Alla sindaca non sono stati risparmiati gli insulti. Sia entrando, sia uscendo. Dalle persone affacciate ai palazzi, da quelle che la aspettavano sotto al cancello a quelli radunate sotto il portico di accesso al  condominio. La prima cittadina però ha mantenuto la barra dritta. Parlando, tra urla e spintoni, ha spiegato: “Restano lì, ne hanno diritto. La legge si rispetta”. E forse è stata proprio la fermezza della Raggi a infastidire il capo politico del M5s Luigi Di Maio. Attraverso le agenzie Di Maio, in questa sua rincorsa a Matteo Salvini, ha fatto sapere di essere “furioso” perché “prima si aiutano gli italiani, poi tutti gli altri”. A Casal Bruciato, militarizzata per l’ennesimo scontro tra fascisti e antifascisti, c’era anche (lato antifascisti) Agnese Catini, consigliera comunale del M5s che a chi le chiedeva un commento su Di Maio rispondeva così: “Non penso sia vero. Dai, è una fake”. Ma il ministro non ha smentito. E la Catini: “Francamente pensavo di leggere Salvini”. Anche il gruppo M5s in Campidoglio pubblica un comunicato “Stiamo con la sindaca in questa battaglia di civiltà”.

   

Due giorni fa l’urlo terribile di un uomo verso la mamma della famiglia: “Troia ti stupro”. In un contesto di grevità persino surreali. Quando l’assessore al Patrimonio, Rosalba Castiglione, si era presentata a tarda sera con la presidente del Municipio IV Roberta Della Casa portando del cibo, il segretario regionale di CasaPound Mauro Antonini urlava al megafono: “E la cena è servita”. Poi Cinzia, una residente di un altro dei palazzi che affacciano sul cortile, col mestolo in mano si dirigeva verso il gazebo dei fascisti: “L’assessore porta le pastarelle ai rom, e io porto l’amatriciana a CasaPound”.

  

Intanto la famiglia rom se ne sta lì, circondata. “ Abbiamo moltissima paura: come facciamo a scendere in mezzo alla strada?”, ha detto ieri il papà.

   

 

Fuori, sulla strada, in mezzo a questo circo, tante signore anziane. Sedute o in piedi. All’apparenza tenere, piccole e con il volto segnato. Ma appena aprono bocca fanno sobbalzare. Grappoli, smozzichi di parole: “Li famo arrosto”, “Li bruciamo vivi”, “Meglio un campo rom che avecceli in casa nostra”. Non ci sono solo loro però. C’è anche Antonietta, 85 anni d’eta di cui 40 passati dentro questi palazzoni di cemento: “Qui non si muore di fame nessuno. So’ tutti falsi”. O Francesco, ventidue anni, napoletano: “Quelli di CasaPound so’ amici degli Spada e vengono a prendersela con i rom qui?
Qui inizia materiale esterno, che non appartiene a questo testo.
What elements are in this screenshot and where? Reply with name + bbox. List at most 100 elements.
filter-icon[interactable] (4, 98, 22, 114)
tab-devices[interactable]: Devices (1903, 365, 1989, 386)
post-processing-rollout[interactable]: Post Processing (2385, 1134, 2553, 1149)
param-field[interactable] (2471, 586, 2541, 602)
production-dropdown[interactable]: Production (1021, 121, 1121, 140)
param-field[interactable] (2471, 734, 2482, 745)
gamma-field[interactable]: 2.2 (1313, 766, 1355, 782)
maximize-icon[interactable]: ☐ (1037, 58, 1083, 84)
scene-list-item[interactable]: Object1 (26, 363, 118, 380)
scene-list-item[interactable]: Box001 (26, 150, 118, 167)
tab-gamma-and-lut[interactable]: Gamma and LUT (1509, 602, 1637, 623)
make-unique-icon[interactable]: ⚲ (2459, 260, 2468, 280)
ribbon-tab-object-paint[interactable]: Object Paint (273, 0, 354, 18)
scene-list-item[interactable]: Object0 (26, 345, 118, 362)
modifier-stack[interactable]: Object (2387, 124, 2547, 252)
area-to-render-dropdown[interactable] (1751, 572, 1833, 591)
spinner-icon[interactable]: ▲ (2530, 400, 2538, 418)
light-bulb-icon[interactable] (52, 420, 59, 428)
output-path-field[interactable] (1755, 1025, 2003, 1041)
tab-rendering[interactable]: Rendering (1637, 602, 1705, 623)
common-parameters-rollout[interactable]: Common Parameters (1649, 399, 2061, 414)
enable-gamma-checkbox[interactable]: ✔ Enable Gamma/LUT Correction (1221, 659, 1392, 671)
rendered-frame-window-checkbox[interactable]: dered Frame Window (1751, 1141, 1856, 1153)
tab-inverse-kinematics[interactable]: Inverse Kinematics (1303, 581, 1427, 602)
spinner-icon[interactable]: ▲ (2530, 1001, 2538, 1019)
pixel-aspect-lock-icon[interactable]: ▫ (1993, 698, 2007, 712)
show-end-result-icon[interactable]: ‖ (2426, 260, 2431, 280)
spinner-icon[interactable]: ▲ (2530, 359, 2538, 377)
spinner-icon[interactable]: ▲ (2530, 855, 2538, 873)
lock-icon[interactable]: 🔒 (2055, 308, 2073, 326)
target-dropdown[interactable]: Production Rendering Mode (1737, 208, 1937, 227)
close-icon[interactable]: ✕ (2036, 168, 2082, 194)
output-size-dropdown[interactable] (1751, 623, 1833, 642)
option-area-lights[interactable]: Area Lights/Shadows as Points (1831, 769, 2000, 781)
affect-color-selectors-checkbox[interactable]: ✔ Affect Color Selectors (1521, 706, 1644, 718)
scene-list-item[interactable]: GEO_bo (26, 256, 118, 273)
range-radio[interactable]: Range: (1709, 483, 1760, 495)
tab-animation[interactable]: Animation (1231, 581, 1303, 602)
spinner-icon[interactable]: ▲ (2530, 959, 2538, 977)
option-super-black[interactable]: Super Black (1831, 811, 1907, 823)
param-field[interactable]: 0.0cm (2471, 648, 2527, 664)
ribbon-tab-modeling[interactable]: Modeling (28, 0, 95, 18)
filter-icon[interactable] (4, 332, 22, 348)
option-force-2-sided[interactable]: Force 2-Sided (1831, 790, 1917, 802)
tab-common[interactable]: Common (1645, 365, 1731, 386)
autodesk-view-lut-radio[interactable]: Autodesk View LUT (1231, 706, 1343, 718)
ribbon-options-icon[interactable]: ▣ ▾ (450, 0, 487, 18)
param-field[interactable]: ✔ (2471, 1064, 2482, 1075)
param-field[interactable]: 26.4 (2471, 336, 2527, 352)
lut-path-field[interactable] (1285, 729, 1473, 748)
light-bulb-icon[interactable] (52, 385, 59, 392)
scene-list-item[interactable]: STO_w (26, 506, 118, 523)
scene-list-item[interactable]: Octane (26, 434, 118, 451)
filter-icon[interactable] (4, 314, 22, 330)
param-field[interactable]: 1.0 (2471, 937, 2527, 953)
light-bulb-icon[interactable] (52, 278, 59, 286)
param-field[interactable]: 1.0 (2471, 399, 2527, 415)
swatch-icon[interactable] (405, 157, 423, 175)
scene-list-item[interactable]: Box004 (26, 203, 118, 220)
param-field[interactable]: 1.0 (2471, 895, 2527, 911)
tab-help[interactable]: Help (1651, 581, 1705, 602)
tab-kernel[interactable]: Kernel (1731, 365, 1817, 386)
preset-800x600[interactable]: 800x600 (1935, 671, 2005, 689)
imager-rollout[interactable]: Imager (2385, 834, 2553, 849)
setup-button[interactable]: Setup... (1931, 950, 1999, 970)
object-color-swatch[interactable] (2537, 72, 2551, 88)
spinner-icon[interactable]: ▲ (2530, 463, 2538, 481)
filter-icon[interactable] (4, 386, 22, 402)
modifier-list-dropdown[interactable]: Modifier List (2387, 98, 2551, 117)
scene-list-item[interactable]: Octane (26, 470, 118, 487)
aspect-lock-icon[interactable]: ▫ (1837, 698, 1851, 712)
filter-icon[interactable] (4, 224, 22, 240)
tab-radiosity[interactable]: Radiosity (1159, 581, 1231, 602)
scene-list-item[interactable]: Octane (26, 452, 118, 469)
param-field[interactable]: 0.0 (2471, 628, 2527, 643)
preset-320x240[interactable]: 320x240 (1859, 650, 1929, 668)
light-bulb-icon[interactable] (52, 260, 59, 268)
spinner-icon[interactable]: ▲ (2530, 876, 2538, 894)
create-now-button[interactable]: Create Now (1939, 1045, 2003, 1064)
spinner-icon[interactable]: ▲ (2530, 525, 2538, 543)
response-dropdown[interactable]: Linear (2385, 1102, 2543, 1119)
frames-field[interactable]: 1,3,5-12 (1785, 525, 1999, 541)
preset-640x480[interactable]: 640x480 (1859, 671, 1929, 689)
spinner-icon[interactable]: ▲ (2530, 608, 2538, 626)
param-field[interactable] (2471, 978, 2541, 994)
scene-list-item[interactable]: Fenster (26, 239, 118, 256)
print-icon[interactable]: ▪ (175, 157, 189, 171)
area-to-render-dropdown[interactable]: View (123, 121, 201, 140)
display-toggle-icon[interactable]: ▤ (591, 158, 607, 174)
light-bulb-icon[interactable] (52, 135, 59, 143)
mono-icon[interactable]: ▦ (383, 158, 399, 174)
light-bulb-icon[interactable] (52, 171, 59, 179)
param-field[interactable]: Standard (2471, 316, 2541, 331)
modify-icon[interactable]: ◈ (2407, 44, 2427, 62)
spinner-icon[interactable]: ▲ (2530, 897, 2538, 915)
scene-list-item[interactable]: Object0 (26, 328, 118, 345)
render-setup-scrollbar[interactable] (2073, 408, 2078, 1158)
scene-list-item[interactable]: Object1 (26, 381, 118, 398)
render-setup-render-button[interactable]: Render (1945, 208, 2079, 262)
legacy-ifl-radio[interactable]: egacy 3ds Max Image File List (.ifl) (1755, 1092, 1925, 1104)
Ridicoli”.

  

I veri arrabbiati sono quelli che qui la casa se la sono comprata e non l’hanno ricevuta dal comune. Lo spiega bene un vigile che normalmente lavora in Campidoglio, e ieri invece era fuori dal condominio di Casal Bruciato. “Qui ci vive mia madre. La gente è arrabbiata perché s’è comprata casa, quando invece c’erano solo alloggi popolari qui ci passava chiunque senza proteste, c’era già stata una famiglia rom tra l’altro...”. “No, no erano peruviani”, lo corregge il padre che sta con lui al bar, qui, sotto i palazzoni. Il bar che per un giorno è stato il crocevia di residenti, manifestanti, speculatori politici, operatori sociali, curiosi, giornalisti, poliziotti, vigili: “Mi’ padre li zingari hanno provato a faje lo scooter, ma lui li ha presi a bastonate”. C’è un po’ di tutto. Una normalità strapaesana, un po’ ignorante, un razzismo vago che però si amplifica, strumentalizzato. E diventa notizia perché ci sono le elezioni.